Sunday, April 26, 2009

5 Things You Didn't Know: Garbage

By Ross Bonander from Askmen.com

Trash - Credit: iStockphoto.com

Today is Earth Day, and the environmental movement is turning 39 years old. What began as a grassroots campaign to put the interests of planet Earth on the national agenda in America has grown into a global cause with deep, sprawling roots in ecology, advocacy, sustainability, and of course, politics. But at its most fundamental, today is about a wholly unavoidable aspect of life on Earth: waste.

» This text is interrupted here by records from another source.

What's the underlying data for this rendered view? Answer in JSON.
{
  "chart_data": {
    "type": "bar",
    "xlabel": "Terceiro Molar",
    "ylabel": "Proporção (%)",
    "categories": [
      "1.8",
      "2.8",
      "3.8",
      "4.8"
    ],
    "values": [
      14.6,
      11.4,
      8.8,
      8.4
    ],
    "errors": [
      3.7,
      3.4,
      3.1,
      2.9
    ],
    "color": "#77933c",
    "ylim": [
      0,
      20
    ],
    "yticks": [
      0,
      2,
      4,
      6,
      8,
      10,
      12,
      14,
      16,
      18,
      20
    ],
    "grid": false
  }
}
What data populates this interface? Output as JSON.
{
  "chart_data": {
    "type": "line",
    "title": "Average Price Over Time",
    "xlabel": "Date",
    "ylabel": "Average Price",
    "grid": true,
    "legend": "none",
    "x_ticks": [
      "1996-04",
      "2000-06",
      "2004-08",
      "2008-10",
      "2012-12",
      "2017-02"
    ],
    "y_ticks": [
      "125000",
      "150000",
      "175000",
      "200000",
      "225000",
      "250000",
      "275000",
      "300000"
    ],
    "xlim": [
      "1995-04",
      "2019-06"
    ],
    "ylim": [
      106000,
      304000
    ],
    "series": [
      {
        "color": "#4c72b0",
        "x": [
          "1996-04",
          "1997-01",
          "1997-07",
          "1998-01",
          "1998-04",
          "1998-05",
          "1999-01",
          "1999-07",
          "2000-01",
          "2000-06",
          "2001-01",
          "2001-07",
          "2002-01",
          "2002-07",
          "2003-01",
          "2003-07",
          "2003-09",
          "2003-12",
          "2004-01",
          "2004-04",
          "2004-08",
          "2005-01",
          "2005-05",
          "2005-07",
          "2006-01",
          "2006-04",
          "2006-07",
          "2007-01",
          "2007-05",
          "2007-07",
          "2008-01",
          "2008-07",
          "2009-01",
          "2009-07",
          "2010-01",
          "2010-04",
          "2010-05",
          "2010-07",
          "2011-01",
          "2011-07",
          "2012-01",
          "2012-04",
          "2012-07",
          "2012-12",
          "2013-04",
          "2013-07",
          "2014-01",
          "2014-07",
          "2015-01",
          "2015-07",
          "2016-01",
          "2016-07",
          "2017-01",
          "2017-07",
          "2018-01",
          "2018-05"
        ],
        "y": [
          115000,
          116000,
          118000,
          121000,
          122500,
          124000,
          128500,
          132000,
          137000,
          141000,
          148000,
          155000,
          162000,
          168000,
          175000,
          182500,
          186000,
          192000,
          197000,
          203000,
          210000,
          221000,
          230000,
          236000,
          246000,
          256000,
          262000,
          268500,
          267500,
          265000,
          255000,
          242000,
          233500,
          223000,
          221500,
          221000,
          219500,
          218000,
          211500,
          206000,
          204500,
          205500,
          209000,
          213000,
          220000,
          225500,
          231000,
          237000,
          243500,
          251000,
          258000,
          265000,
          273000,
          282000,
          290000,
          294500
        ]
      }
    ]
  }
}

Every biological organism has a pressing need to consume in order to stay alive, but conservation laws require a balanced equation: Consumption will result in waste. Or trash, litter or garbage -- what you call it isn't as important as where you put it: in streets, streams, habitats, the atmosphere, and sometimes in places it might even belong, such as landfills.

But landfills aren't merely incidental and oversize trash heaps; just the opposite. Landfills are complex engineering projects that require a number of years and a few million dollars to see to fruition. Even when they get that far, they're not the most environmentally friendly solution to the problem.

On that cheerful note, let's celebrate Earth Day by looking at five things you didn't know about garbage.


1- Garbage has its own patch in the Pacific Ocean

The first thing you didn't know about garbage is a nasty thing to think about: In one region of the Pacific, the discarded plastic garbage bobbing around is so prevalent that it outweighs the surface zooplankton population by a factor of 6 to 1, according to a study by the Algalita Marine Research Foundation (AMRF). This region is foully referred to as the Great Pacific Garbage Patch, which happens to sound like the title of the most cynical Charlie Brown special of all time.

At any rate, the AMRF believes that the whole world's oceans may contain as much as 100 million tons of plastic debris.


2- Garbage is all over Mount Everest

You would never know it by looking at the majestic, snow-white contours of the world's highest peak, but the people who spend time there are colossal slobs.

The well-trodden but challenging paths up the mountain are notoriously filthy; the most frequently encountered bit of garbage is a discarded oxygen tank, but over the years climbers have been known to discard plenty of other gear on the mountain as well.

If garbage-strewn paths weren't bad enough to spoil your leisurely hike 29,000 feet up, another frequent site will: dead people. A handful of climbers have reluctantly defied the old maxim about what goes up must come down, dying in a deep freeze at elevations too high to be retrieved safely.



3- Some garbage can live a million years or more

Another thing you didn't know about garbage is just how determined some of it is to stay garbage. The U.S. Environmental Protection Agency estimates that glass bottles require a million years to fully break down in a landfill; that plastic foam cups require over 500 years; aluminum cans between 200 and 500 years; plastic bags as many as 20 years, and cigarette butts as many as five years.

We're not sure how the EPA arrived at the figure for glass, but here's a plausible theory: In 1939, archeologists found some Homo Erectus fossils in Indonesia that dated back one million years. Is it possible that among the bones they found an empty with an expiration date?


4- Landfill garbage pollutes the air worse than carbon dioxide

Here's a sensible tip: Don't ever live near a landfill. You would be better off camping out around Chernobyl and eating the soil. Landfills have a tendency to emit a host of toxic gases into the air, and by toxic gases we actually mean cytotoxic or carcinogenic gases, like benzene and vinyl chloride. They also leak into the surrounding soils and water sources.

Furthermore, landfills produce methane -- rather, microbes produce it as they devour anything they can and emit methane as a waste product. Being lighter than air, methane works its way out of the air and into the soils or the atmosphere. Methane has a very high global warming potential (GWP), about 12 times as high as carbon dioxide.


5- Garbage and plasma could feed the grid

The last thing you didn't know about garbage is something Dr. Louis J. Circeo at the Georgia Tech Research Institute knows everything about: using plasma to obliterate garbage.

Plasma is a set of charged particles interacting with a magnetic field, and it is hotter than the surface of the sun. At a plasma arc gasification plant, plasma is put into contact with organic material, and -- poof! -- burns it into synthetic gas that's much cleaner than other burning processes. Inorganic material melts into useful construction materials.

Plasma gasification is extremely efficient; according to Dr. Circeo, incinerating your run-of-the-mill ton of landfill garbage could provide the power grid with over 800 kilowatt-hours of electricity -- several times the power needed to carry out the plasma gasification in the first place.